11. Musina municipality seems to have little awareness of
the growing humanitarian needs of the migrant population, and
little sense of urgency about easing the pressures on local
resources. With a local population of only 40,000, municipal
plans and budgets make no provision for an influx of tens of
thousands of homeless Zimbabweans. City officials failed to
attend the latest weekly interagency meeting to address the
situation of migrants. Declaring an emergency (for which the
threshold is believed to be 10,000 distressed persons, and
for which Disaster Management reportedly has a ready plan)
would invoke national support. Instead, says SC, officials
shrug and say of the migrants, "They'll move on." NGOs
suggest the city is wary of providing support lest it become
a magnet for more migrants (ignoring that the exodus is now
driven more by push factors in Zimbabwe than pull factors in
South Africa). There is high sensitivity to any assistance
(like tents) that suggests permanent camps, counter to the
national non-encampment policy. UNHCR says they "battled"
for the latrines at the showgrounds.


12. The municipal hospital is on the defensive, coping with
its first cholera crisis yet incensed by MSF critiques and
resentful of international appeals for intervention. Its CEO
denied entry to our CDC and DFID officers, on grounds that
the WHO had been designated as a lead international agency
and hence had exclusive access. Hospital gates were closed,
but through the fence we could see that not all nurses were
gloved, and the one faucet apparently serving all patients
and staff could easily be contaminated. For its vocal
criticisms of the cholera clinic's procedures, MSF had been
ejected from the premises despite having the most medical
assets, South African doctors, and cholera specialists
Qassets, South African doctors, and cholera specialists
available in Musina. The hospital had reportedly rejected
the use of cholera beds as "dehumanizing." U.N. agencies
said the hospital curtly rebuffed their offers of assistance
as unwanted charity: "We are not beggars." Most observers
felt the CEO was feeling pressure over a pending visit from
the Health Minister, likely to surface problems in Musina's
response to the cholera outbreak.

--------------
Next Step: Will Minister Clear Hurdles?
--------------


13. The December 9 visit of the dynamic new Minister of
Health, Barbara Hogan, is the hoped-for key to more effective
responses to both cholera and humanitarian concerns at
Musina. Committees at provincial level have been tasked to
draft 'matrix' action plans for discussion during the visit.
At a minimum, IOs and NGOs anticipate that Hogan's
intervention may unblock international assistance to the
hospital.
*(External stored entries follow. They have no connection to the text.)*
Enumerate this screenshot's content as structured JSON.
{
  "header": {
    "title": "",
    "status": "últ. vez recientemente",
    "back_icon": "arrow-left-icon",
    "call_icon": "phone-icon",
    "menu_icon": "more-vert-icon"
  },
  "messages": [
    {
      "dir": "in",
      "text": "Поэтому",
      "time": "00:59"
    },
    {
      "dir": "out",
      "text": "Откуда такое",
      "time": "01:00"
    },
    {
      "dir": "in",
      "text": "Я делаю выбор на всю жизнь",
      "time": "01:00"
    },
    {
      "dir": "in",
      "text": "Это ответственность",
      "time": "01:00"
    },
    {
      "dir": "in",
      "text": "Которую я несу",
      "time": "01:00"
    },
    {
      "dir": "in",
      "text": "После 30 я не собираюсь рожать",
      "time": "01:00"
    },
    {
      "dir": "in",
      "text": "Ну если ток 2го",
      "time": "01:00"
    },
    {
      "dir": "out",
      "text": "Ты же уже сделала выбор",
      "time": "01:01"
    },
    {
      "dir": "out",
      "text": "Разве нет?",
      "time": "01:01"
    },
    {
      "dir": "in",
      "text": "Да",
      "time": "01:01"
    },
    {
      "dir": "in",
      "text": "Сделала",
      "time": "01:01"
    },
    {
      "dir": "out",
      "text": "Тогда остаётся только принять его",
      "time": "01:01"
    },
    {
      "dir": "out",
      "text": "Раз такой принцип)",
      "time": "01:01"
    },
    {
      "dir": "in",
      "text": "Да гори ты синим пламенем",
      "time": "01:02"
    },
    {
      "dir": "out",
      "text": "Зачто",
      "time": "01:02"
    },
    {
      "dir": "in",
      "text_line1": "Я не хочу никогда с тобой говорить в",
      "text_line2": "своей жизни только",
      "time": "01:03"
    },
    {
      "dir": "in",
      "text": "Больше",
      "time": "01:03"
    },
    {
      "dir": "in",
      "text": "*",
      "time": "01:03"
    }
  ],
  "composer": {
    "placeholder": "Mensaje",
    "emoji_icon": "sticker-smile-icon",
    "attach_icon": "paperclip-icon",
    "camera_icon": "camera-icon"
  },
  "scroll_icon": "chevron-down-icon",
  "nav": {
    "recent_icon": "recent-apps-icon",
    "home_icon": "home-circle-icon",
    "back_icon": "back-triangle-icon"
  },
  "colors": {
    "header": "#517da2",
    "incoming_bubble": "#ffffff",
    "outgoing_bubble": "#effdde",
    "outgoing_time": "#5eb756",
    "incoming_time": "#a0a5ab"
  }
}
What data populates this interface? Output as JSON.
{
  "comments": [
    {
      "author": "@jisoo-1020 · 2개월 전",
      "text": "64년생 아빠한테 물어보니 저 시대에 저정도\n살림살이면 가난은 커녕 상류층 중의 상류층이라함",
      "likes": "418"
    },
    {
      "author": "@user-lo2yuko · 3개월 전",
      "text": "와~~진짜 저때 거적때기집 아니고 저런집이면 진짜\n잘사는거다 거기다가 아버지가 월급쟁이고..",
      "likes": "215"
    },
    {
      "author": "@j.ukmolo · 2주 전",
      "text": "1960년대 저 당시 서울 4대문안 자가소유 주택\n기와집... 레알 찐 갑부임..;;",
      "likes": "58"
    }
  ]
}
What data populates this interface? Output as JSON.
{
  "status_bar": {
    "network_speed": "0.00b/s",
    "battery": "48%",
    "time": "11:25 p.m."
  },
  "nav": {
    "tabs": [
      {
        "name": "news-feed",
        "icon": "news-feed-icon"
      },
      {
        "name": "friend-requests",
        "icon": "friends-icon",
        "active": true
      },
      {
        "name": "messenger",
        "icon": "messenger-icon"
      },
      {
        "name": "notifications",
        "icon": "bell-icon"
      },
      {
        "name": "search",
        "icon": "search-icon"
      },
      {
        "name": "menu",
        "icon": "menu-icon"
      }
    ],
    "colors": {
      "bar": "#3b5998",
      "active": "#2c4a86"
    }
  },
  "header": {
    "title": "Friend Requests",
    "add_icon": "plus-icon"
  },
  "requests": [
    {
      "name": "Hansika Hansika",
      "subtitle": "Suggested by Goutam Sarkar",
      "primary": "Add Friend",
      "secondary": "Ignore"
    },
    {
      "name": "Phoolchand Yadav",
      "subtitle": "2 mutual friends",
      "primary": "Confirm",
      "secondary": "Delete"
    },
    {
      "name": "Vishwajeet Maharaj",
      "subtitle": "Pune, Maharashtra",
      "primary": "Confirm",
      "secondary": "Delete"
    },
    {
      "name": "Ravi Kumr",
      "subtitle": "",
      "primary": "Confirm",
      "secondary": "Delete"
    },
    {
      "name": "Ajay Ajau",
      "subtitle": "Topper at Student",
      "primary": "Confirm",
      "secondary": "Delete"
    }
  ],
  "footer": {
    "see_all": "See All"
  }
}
More broadly, it could energize the municipality
to lead its interagency cluster in improving protection for
migrants -- adding DHA officers to eliminate backlogs,

PRETORIA 00002677 004 OF 004


fast-tracking registration of women's shelters and children's
creches, approving a site for an IOM drop-in center, invoking
'emergency' rules to summon national SAG resources, and
halting arrests of migrants awaiting processing. While we
await the results of the Minister's visit, post is conferring
internally and with external counterparts in Pretoria
(including CDC, OFDA, DFID, UNHCR, and IOM),to be ready to
respond with assistance and/or advocacy.